A saúde mental, a cultura das organizações, como a ética e os valores, e o compromisso com a liderança são as dimensões que revelam maior risco para um ambiente de trabalho saudável, segundo um estudo esta quarta-feira divulgado.
Esta análise do Laboratório Português de Ambientes de Trabalho Saudáveis (LABPATS), que envolveu mais de 4.300 participantes, concluiu que a cultura das organizações é a dimensão que mais condiciona o ambiente de trabalho saudável, com os especialistas a sublinharem que a preocupação com o bem-estar e a saúde dos profissionais e da organização “deve estar no ‘ADN'” das empresas.
“O que temos notado é que, muitas vezes, há uma imagem externa de bem-estar, porque hoje em dia a questão do bem-estar e da saúde mental acaba por estar na moda, e as organizações, se forem questionadas, respondem que isso é algo importante (…). Mas, depois, nos planos estratégicos e na cultura passada às novas lideranças e aos novos profissionais isso não está plasmado”, explicou a coordenadora do estudo, Tânia Gaspar de Matos.
A psicóloga, fundadora do LABPATS, sublinhou: “É fundamental que efetivamente nas várias políticas [das organizações], desde a seleção de pessoas, à integração e à escolha dos próprios líderes, tudo tem de ser transmitido de forma muito clara”.
Quanto à cultura das organizações, aponta como fundamentais para o bem-estar dos profissionais a perceção de segurança e de justiça: “É importante o trabalhador sentir que está seguro e que pode participar, que pode dar a sua opinião, que tem canais claros e transparentes para isso e que tem confiança para tal, sem achar que pode ser prejudicado”.
A investigadora reconheceu que as organizações “acabam por ter muita dificuldade em implementar estas medidas, porque a maior parte anda preocupada a responder às necessidades imediatas”.
Defendendo a necessidade de as organizações terem uma visão mais estratégica do seu funcionamento, Tânia Gaspar de Matos preconiza que “deveriam ter dois tipos de líderes”: “Um que estivesse mais ligado à parte operacional do dia a dia, que é importante (…) e outro que tivesse mais uma visão estratégica, que conseguisse ter uma visão global de toda a organização e tivesse tempo para olhar para estes detalhes e fazer um plano para que a mensagem da saúde mental e do bem-estar passasse de forma clara a todos os colaboradores, com grande foco nas lideranças”.
A especialista sublinhou igualmente que, segundo os dados recolhidos, “as organizações da administração pública têm piores resultados do que as organizações privadas”.

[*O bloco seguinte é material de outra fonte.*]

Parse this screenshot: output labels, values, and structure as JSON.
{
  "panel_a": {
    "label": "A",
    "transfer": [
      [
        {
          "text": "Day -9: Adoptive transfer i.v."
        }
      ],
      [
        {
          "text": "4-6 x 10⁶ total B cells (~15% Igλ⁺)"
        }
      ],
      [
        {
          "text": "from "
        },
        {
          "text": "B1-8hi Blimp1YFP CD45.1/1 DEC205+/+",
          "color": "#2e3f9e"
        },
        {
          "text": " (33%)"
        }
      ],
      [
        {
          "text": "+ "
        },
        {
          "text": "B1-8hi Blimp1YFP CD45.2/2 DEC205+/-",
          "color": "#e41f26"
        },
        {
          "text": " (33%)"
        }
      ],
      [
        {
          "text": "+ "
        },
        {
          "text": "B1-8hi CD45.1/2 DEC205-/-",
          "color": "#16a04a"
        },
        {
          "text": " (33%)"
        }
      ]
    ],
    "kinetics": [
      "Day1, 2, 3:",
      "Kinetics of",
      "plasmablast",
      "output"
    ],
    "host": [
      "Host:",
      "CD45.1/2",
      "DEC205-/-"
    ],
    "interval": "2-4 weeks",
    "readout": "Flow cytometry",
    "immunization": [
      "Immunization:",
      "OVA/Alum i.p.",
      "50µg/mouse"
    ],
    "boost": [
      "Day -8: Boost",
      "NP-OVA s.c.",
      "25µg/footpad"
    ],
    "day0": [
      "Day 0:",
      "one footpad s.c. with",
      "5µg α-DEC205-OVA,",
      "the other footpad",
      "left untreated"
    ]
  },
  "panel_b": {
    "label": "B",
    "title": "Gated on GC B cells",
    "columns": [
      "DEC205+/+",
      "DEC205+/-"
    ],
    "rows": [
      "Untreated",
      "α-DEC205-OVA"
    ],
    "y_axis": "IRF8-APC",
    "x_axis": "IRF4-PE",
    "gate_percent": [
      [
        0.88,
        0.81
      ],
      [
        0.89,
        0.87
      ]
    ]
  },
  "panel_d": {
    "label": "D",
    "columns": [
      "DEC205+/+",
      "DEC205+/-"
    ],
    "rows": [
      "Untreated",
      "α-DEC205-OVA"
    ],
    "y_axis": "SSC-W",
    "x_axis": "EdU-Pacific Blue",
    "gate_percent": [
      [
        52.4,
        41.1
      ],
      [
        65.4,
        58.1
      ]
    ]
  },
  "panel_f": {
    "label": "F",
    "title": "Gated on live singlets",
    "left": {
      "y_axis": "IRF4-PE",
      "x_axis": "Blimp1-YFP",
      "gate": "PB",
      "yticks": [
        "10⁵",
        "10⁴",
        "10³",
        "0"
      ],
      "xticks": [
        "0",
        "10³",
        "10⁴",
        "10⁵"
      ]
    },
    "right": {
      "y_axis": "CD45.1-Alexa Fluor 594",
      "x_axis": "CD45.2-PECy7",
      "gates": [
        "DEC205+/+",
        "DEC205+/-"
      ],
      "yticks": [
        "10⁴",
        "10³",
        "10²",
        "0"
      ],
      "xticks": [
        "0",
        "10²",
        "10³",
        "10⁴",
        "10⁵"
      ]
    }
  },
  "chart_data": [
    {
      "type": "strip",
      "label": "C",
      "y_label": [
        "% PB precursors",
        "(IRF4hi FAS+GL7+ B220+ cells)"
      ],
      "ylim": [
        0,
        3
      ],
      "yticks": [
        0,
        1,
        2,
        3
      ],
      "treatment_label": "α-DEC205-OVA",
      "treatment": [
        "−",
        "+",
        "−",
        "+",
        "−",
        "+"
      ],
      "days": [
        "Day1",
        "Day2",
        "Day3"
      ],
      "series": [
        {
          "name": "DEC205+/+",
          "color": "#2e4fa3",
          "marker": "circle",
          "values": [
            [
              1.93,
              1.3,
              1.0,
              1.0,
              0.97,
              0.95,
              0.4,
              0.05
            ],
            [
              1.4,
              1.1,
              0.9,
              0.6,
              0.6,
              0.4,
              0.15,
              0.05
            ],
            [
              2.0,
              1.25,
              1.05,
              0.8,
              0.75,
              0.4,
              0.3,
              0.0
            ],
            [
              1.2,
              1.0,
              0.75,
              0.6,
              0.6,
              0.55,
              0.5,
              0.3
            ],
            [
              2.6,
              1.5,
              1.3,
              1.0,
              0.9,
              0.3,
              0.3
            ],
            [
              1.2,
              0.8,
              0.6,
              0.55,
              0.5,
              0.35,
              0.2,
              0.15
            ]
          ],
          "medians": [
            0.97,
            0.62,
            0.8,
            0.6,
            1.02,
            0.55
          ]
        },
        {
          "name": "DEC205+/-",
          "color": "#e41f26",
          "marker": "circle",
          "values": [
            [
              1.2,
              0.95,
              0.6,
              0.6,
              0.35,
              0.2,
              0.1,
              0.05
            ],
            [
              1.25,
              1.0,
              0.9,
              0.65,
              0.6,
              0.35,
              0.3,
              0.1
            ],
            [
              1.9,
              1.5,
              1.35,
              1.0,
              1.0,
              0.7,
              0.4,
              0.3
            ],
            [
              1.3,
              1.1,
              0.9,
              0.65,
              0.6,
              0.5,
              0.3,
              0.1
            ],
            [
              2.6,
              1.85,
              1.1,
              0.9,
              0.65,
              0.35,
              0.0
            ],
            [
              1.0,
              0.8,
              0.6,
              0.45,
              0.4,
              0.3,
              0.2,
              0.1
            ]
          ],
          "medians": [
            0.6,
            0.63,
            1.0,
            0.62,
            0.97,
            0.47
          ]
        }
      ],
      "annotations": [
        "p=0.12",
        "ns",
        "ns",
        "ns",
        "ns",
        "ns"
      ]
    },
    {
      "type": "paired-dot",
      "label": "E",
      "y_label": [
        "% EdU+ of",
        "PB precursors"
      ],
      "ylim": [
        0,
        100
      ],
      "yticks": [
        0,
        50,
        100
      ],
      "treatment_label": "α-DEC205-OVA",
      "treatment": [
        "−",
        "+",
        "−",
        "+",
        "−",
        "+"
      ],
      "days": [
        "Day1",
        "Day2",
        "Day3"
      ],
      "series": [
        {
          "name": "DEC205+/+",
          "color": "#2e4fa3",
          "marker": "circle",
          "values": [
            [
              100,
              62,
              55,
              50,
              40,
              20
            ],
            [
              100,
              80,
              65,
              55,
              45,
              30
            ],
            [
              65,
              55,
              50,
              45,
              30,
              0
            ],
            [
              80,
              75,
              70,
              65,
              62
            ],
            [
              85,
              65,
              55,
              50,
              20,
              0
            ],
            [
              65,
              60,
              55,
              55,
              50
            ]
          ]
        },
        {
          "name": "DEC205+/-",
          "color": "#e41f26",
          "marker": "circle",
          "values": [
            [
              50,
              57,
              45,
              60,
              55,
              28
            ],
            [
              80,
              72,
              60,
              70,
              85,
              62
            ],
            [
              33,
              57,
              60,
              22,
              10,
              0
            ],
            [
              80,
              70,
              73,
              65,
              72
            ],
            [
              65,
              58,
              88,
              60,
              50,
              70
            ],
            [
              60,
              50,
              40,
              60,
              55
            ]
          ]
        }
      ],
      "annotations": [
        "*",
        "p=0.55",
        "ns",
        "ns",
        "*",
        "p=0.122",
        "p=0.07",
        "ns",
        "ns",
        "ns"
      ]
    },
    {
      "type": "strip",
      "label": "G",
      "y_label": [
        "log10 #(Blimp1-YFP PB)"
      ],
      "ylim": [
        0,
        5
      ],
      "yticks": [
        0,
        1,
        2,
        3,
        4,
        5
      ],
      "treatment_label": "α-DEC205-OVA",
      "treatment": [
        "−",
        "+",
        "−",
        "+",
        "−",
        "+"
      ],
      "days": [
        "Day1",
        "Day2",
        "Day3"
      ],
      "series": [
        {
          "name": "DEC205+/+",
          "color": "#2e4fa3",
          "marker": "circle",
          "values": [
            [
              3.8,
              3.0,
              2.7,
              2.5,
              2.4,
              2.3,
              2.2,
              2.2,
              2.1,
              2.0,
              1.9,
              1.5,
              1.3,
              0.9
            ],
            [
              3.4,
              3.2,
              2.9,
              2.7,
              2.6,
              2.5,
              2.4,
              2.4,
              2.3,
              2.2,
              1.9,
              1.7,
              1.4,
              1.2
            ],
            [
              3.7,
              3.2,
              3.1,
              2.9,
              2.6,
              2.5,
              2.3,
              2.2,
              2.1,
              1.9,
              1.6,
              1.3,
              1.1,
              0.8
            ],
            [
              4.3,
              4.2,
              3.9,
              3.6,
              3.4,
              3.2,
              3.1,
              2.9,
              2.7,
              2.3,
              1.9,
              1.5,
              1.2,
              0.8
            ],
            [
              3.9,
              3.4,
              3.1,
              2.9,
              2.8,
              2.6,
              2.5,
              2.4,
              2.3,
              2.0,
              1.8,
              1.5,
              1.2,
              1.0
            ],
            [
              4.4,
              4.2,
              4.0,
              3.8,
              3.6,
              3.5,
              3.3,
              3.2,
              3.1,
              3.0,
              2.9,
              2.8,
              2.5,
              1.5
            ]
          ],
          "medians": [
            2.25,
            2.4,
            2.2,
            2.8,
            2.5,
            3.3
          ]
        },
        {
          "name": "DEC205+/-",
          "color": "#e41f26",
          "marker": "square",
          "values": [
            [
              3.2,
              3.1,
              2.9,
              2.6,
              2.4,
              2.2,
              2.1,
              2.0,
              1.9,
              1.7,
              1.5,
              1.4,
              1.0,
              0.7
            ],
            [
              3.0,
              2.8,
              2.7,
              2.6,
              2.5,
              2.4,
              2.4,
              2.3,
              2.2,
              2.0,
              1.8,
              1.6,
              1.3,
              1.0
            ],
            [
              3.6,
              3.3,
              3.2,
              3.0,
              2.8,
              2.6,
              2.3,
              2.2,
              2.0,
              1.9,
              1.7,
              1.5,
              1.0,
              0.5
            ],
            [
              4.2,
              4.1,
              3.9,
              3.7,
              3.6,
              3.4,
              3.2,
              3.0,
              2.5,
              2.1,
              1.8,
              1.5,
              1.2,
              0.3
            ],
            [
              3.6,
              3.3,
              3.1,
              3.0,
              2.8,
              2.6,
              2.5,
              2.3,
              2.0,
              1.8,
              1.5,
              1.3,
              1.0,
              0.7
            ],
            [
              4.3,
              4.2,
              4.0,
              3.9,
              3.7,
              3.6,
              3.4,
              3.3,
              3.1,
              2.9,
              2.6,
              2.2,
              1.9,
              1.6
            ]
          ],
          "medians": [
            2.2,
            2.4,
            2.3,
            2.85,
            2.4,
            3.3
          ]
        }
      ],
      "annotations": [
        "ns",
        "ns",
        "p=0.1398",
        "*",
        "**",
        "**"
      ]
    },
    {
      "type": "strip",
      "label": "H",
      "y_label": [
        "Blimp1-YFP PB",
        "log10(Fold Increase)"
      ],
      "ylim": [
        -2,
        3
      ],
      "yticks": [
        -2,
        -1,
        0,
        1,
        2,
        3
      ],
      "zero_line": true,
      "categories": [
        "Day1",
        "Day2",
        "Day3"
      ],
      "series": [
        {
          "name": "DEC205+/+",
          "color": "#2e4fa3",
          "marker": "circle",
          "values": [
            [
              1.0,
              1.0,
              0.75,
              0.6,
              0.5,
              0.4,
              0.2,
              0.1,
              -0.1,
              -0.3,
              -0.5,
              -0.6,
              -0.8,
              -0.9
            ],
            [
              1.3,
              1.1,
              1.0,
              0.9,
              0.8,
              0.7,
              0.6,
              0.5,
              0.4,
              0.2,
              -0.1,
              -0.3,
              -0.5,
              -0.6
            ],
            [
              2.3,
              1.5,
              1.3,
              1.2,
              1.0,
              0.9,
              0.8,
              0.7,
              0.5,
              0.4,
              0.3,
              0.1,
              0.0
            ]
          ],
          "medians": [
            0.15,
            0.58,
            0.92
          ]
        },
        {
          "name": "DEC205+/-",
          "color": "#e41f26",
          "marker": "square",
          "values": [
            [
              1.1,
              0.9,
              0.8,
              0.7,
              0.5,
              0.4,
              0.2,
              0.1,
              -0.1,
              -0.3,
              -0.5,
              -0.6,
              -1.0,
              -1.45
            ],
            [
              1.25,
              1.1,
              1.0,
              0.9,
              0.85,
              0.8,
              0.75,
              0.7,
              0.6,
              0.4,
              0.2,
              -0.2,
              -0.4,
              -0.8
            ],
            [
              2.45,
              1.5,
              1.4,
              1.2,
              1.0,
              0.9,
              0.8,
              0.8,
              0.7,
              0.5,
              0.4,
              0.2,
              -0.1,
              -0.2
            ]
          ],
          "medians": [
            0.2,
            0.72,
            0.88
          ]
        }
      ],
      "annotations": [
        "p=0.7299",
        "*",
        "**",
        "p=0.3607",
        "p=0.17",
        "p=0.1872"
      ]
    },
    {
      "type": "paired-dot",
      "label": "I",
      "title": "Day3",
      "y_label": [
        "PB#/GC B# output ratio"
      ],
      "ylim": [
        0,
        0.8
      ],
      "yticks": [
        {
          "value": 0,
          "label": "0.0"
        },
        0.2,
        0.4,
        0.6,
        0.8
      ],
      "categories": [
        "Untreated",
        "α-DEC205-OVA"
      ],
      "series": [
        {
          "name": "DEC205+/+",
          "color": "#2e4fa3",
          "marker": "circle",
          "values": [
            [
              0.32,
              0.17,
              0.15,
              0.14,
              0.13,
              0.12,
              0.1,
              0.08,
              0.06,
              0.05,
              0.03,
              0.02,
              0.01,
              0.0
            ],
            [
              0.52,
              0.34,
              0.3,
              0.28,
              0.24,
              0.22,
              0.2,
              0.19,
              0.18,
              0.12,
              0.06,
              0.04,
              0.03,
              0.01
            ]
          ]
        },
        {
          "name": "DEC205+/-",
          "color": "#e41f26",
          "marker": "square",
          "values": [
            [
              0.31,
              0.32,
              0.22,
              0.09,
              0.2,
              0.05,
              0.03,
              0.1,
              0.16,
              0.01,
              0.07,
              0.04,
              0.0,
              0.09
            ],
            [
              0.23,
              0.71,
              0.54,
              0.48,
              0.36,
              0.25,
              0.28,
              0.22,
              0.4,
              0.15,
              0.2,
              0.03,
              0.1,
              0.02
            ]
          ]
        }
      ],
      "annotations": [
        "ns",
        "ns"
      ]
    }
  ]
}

“Há aqui uma dinâmica na administração pública que dificulta a implementação de novas medidas. Esta visão de que nós temos que parar, olhar e alterar aquilo que tem que ser alterado, há muita dificuldade [de o fazer] na administração pública”, disse.
Segundo os dados do estudo do LABPATS, apesar de ligeiramente inferior, os dados relativos à saúde mental continuam preocupantes: três em cada quatro (76%) profissionais apresentam pelo menos um sintoma de ‘burnout’ e quase metade (48%) manifesta três sintomas (exaustão, irritabilidade e tristeza).
Mais de metade dos profissionais refere que não tem as competências necessárias para gerir as situações de ‘stress’, tais como a perceção de controlo e a confiança nas suas capacidades, e mais de um terço tem comportamentos de saúde pouco saudáveis.
Quase metade (46%) não pratica exercício físico e 35% tem maus hábitos de sono. Há ainda cerca de 25% que toma medicamentos psicotrópicos.
São as mulheres que revelam um maior risco no que se refere à saúde mental. Elas são quem manifesta maior envolvimento, mas também quem se mostra menos assertivas quanto às suas necessidades.
Num ambiente de trabalho saudável, o que os profissionais mais valorizam é a autonomia, a flexibilidade (conciliação), a transparência e a existência de “lideranças próximas e justas” que valorizem o seu trabalho e promovam o desenvolvimento de carreira.
A preocupação com a saúde mental e as atividades de promoção de bem-estar e de relações interpessoais positivas entre colegas são igualmente valorizadas.
O Laboratório Português de Ambientes de Trabalho Saudáveis estuda de forma aprofundada e sistemática a saúde e o bem-estar dos profissionais e das organizações, contribuindo para a intervenção e definição de políticas nestas duas áreas.